The Man in the High Castle – Philip K. Dick

January 2016


History is written by the victors…but what if we weren’t the victors? How might the history of America and the world look post 1945?

Philip K. Dick’s 1962 novel The Man in the High Castle does a tremendous job of detailing some  key events around the World War II  years that fall in favor of the Axis powers as opposed to the Allies. These events consequently lead into an alternate history with the world under the regimes of super powers Nazi Reich and Imperial Japan. This is in stark contrast to traditional history where the United States and Soviet Union emerged as the primary global superpowers of WWII. Amazon Video has an excellent television adaptation of the novel with several notable differences. Without giving too much away, the read is well worth the time as the world we’ve come to know could very easily have been something completely different.

I was originally made aware of the television series and novel not too long ago by a friend from work. Seeing that we have numerous philosophical conversations on our daily trek down the Long Island Expressway (495), the awareness of this series was both intriguing and perplexing.  I took time to watch the series and listen/read the book simultaneously and they’re both great in their own respects.

The overwhelming question I couldn’t shake; what if this was truly reality in America during the 1960s? The 1960s in America were riled with numerous historical happenings including: The Civil Rights Movement, Dr. Martin Luther King Jr, Muhammad Ali, the assassinations of JFK and RFK, The Cuban Missile Crisis, New York’s World Fair, Malcolm X, Super Bowl III, The Vietnam War, The British Invasion by the Beatles, Woodstock and Apollo 11 to the Moon. These are just a few major headlines to say the least. What if all that and much more never happened?

More so, the doctrine of the Nazi regime was primarily centered around supremacy of the Nordic Aryan race, evident from the Holocaust and other atrocities detailed in the Nuremberg Trials. The United States has serious racial and societal issues, as it is today in 2016, would there even be multiple races and religions in this country had the Axis won? How would Japan’s control of the Western United States influence the demographics and advances we’ve seen from tech sector over the last 30 years?

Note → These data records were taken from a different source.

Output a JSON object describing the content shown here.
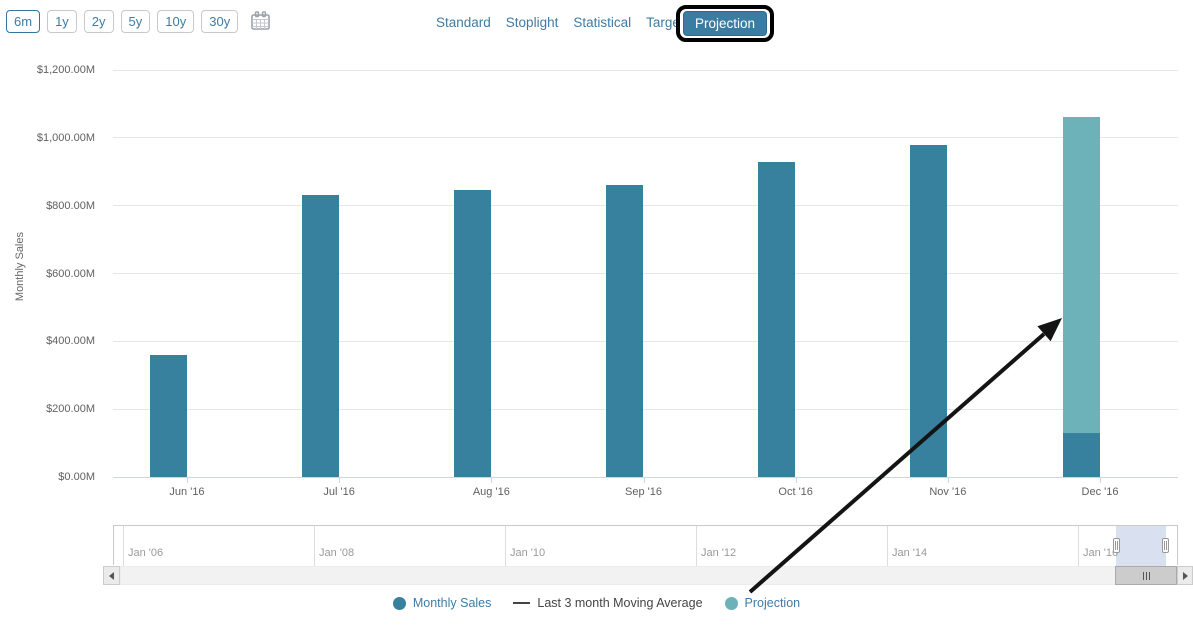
{
  "toolbar": {
    "range_buttons": [
      {
        "label": "6m",
        "selected": true
      },
      {
        "label": "1y",
        "selected": false
      },
      {
        "label": "2y",
        "selected": false
      },
      {
        "label": "5y",
        "selected": false
      },
      {
        "label": "10y",
        "selected": false
      },
      {
        "label": "30y",
        "selected": false
      }
    ],
    "view_tabs": [
      "Standard",
      "Stoplight",
      "Statistical",
      "Target"
    ],
    "active_view_tab": "Projection"
  },
  "colors": {
    "bar": "#37809e",
    "projection": "#6db1b9",
    "moving_average": "#444444",
    "accent_text": "#3d7ca6",
    "grid": "#e6e6e6",
    "axis_line": "#ccd6e0",
    "annotation": "#141414"
  },
  "chart_data": {
    "type": "bar",
    "title": "",
    "xlabel": "",
    "ylabel": "Monthly Sales",
    "ylim": [
      0,
      1200
    ],
    "yticks": [
      0,
      200,
      400,
      600,
      800,
      1000,
      1200
    ],
    "ytick_labels": [
      "$0.00M",
      "$200.00M",
      "$400.00M",
      "$600.00M",
      "$800.00M",
      "$1,000.00M",
      "$1,200.00M"
    ],
    "categories": [
      "Jun '16",
      "Jul '16",
      "Aug '16",
      "Sep '16",
      "Oct '16",
      "Nov '16",
      "Dec '16"
    ],
    "series": [
      {
        "name": "Monthly Sales",
        "type": "column",
        "color": "#37809e",
        "values": [
          360,
          830,
          845,
          860,
          930,
          980,
          130
        ]
      },
      {
        "name": "Last 3 month Moving Average",
        "type": "line",
        "color": "#444444",
        "values": []
      },
      {
        "name": "Projection",
        "type": "column",
        "color": "#6db1b9",
        "stacked_on": "Monthly Sales",
        "values": [
          null,
          null,
          null,
          null,
          null,
          null,
          930
        ]
      }
    ],
    "grid": true,
    "legend_position": "bottom"
  },
  "navigator": {
    "tick_labels": [
      "Jan '06",
      "Jan '08",
      "Jan '10",
      "Jan '12",
      "Jan '14",
      "Jan '16"
    ],
    "selected_range_label": "6m"
  },
  "legend": {
    "items": [
      {
        "label": "Monthly Sales",
        "marker": "circle",
        "color": "#37809e",
        "text_color": "#3d7ca6"
      },
      {
        "label": "Last 3 month Moving Average",
        "marker": "line",
        "color": "#444444",
        "text_color": "#444444"
      },
      {
        "label": "Projection",
        "marker": "circle",
        "color": "#6db1b9",
        "text_color": "#3d7ca6"
      }
    ]
  }
}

It’s hard to imagine what life would have been like had the Axis won WWII, just like its hard to imagine what America would have been like had the Confederates won the Civil War or what would be of the world if Alexander Fleming didn’t accidentally leave a Petri dish open resulting in the accidental discovery of the first antibiotic, penicillin. Seemingly trivial acts or circumstantial outcomes we take for granted drastically influenced the world we live in today.

There are so many variations of the world today that could have been reality had a few events went just a little differently. The ironic takeaway is that while this is a fiction novel written of a very possible alternate history, we are currently writing the actual history for tomorrow.

The actions we take today will alter the course of history in one way or another.

How will our handling of the student loan crisis change the landscape of America’s finance and stability in the future? How will our reaction to North Korea’s testing of hydrogen bombs factor into another Great War or avoidance of one? How will the outcome of the upcoming presidential election affect the landscape of America’s position in International relations? How will the Cubs winning the World Series alter sports and entertainment…(Oh they still haven’t won anything since 1908??… sports are safe – I digress).

What are we doing today that will make the alternates of our actions and decisions create such paradoxical realities of days to come that our future selves and descendants wouldn’t fathom a world where this ‘reality’ could be a possibility?

We’re writing history, how do you want it to read? You decide.